Yes, the developers of the tower project have both failed financially. Meanwhile, the National Basketball Association’s Brooklyn Nets have been a financial supernova. Some may see them as Brooklyn’s “hometown team,” as propagandized by ownership.
But they’re an astoundingly—if somewhat belatedly— successful sports entertainment corporation. Why can’t the public can some of the upside, especially since the team owner and arena operator gets such benefit from not having “Miss Brooklyn” built and effacing the plaza.
From: Atlantic Yards/Pacific Park Report
March 26: With the future of Atlantic Yards/Pacific Park in question, it all may depend on "abiding by the Project documents" (which might change). Previewing the meeting of the Atlantic Yards Community Development Corporation.
March 27: Columnist John Hollinger: "Have Knicks, Nets swapped destinies?" Answer: yes. While the Knicks once made impulsive front-office moves, they’ve built a solid team incrementally. The Nets, which once did that, have regressed.
March 28: At Atlantic Yards meeting, state officials acknowledge project is stalled, with neither new plans nor developer proposed. Will foreclosure auction happen next month?

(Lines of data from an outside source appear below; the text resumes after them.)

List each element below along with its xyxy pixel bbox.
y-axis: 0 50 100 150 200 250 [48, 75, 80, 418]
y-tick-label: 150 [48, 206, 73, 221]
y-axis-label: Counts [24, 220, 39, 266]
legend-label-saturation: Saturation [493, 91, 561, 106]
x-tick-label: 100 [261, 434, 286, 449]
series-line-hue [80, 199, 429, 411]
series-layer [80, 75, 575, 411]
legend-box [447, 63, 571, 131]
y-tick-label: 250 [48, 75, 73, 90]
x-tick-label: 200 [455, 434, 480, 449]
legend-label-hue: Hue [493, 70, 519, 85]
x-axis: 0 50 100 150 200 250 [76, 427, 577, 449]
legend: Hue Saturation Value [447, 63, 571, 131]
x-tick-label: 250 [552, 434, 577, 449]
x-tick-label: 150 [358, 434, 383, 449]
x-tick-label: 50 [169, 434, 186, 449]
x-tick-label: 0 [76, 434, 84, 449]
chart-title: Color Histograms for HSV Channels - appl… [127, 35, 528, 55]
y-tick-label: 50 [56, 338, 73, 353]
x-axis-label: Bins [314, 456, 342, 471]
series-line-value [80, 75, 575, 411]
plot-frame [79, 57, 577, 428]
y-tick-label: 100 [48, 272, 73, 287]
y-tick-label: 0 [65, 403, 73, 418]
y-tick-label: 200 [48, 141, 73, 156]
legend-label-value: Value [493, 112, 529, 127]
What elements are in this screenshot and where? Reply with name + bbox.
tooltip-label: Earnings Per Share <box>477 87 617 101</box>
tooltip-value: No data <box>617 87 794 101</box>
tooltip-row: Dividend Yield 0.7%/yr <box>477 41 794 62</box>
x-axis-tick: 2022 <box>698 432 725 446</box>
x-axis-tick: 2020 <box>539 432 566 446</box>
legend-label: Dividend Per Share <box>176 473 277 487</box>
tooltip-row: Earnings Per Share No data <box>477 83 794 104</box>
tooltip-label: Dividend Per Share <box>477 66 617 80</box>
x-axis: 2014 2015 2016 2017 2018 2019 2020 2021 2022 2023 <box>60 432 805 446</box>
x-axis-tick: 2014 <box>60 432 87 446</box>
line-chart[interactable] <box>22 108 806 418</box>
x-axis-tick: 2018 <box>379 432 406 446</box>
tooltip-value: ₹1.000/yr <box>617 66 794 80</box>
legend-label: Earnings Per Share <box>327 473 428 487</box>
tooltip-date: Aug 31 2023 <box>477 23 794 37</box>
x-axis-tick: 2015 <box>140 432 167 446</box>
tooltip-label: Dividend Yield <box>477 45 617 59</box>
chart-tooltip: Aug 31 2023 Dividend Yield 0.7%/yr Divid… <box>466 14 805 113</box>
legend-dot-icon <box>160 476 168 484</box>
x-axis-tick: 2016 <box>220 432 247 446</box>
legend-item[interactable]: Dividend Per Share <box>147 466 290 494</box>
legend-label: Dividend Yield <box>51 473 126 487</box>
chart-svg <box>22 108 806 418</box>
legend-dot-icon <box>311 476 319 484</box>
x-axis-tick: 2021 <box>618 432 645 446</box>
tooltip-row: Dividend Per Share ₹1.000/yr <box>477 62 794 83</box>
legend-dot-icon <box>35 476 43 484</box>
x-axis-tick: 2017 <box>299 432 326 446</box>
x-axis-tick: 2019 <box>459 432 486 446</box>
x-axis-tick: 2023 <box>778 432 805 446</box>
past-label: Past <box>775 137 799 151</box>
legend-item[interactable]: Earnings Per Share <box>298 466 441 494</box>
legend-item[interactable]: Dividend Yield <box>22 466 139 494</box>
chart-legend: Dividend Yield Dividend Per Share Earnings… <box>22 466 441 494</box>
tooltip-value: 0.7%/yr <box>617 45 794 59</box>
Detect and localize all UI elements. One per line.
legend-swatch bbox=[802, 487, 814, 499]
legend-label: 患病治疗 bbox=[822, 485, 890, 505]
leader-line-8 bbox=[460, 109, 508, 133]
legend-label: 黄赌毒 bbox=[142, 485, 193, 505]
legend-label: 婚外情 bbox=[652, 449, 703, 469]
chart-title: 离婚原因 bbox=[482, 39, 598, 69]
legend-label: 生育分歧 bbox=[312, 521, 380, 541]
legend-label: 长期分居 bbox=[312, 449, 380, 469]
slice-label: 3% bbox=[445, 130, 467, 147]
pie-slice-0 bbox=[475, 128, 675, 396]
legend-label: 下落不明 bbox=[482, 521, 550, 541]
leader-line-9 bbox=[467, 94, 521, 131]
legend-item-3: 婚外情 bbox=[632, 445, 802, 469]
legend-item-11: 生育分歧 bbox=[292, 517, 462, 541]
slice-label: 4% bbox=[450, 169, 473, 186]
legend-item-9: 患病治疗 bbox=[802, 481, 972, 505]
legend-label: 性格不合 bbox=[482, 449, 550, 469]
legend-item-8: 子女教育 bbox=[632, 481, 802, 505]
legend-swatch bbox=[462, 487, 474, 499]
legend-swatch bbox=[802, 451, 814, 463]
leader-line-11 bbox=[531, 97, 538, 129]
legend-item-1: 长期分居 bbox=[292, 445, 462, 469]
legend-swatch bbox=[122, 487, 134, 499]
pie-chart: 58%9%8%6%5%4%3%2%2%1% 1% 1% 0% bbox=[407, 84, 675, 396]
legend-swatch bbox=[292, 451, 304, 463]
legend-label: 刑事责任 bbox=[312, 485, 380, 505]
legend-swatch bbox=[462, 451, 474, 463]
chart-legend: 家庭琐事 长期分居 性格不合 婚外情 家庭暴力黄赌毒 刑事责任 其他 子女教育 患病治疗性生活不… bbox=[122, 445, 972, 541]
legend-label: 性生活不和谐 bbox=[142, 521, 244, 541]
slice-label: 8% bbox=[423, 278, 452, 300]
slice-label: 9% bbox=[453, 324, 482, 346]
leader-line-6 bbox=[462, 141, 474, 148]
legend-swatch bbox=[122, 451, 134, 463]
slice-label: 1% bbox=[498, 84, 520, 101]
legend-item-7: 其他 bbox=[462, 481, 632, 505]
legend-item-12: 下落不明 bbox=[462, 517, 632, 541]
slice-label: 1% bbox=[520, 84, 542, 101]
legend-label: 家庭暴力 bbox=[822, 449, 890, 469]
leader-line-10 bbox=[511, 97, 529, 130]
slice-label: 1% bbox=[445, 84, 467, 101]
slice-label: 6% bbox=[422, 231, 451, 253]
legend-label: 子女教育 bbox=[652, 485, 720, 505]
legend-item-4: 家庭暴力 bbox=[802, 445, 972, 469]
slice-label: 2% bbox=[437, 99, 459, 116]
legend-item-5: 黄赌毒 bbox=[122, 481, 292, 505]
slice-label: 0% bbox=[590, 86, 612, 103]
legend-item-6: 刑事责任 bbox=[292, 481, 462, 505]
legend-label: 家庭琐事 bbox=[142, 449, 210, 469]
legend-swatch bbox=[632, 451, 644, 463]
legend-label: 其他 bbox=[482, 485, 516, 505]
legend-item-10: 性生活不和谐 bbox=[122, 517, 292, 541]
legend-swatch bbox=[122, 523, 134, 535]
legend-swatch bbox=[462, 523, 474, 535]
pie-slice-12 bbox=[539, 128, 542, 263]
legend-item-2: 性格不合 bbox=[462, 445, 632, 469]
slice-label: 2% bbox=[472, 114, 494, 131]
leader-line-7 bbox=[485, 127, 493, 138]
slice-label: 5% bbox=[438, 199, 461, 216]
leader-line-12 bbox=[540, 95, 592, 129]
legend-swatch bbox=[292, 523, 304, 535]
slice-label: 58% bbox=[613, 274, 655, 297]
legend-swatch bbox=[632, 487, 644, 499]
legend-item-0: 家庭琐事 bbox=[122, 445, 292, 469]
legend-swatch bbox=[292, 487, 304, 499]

March 29: At AY CDC meeting, state officials finally provide more information on the project's affordable housing record. But it didn’t stress the middle-income skew. And they didn’t talk about enforcing the affordable housing penalties.
March 30: To advisory group, ESD says (mystery) documents confirm that EB-5 funds were spent appropriately. Other evidence I gathered separately raises doubts.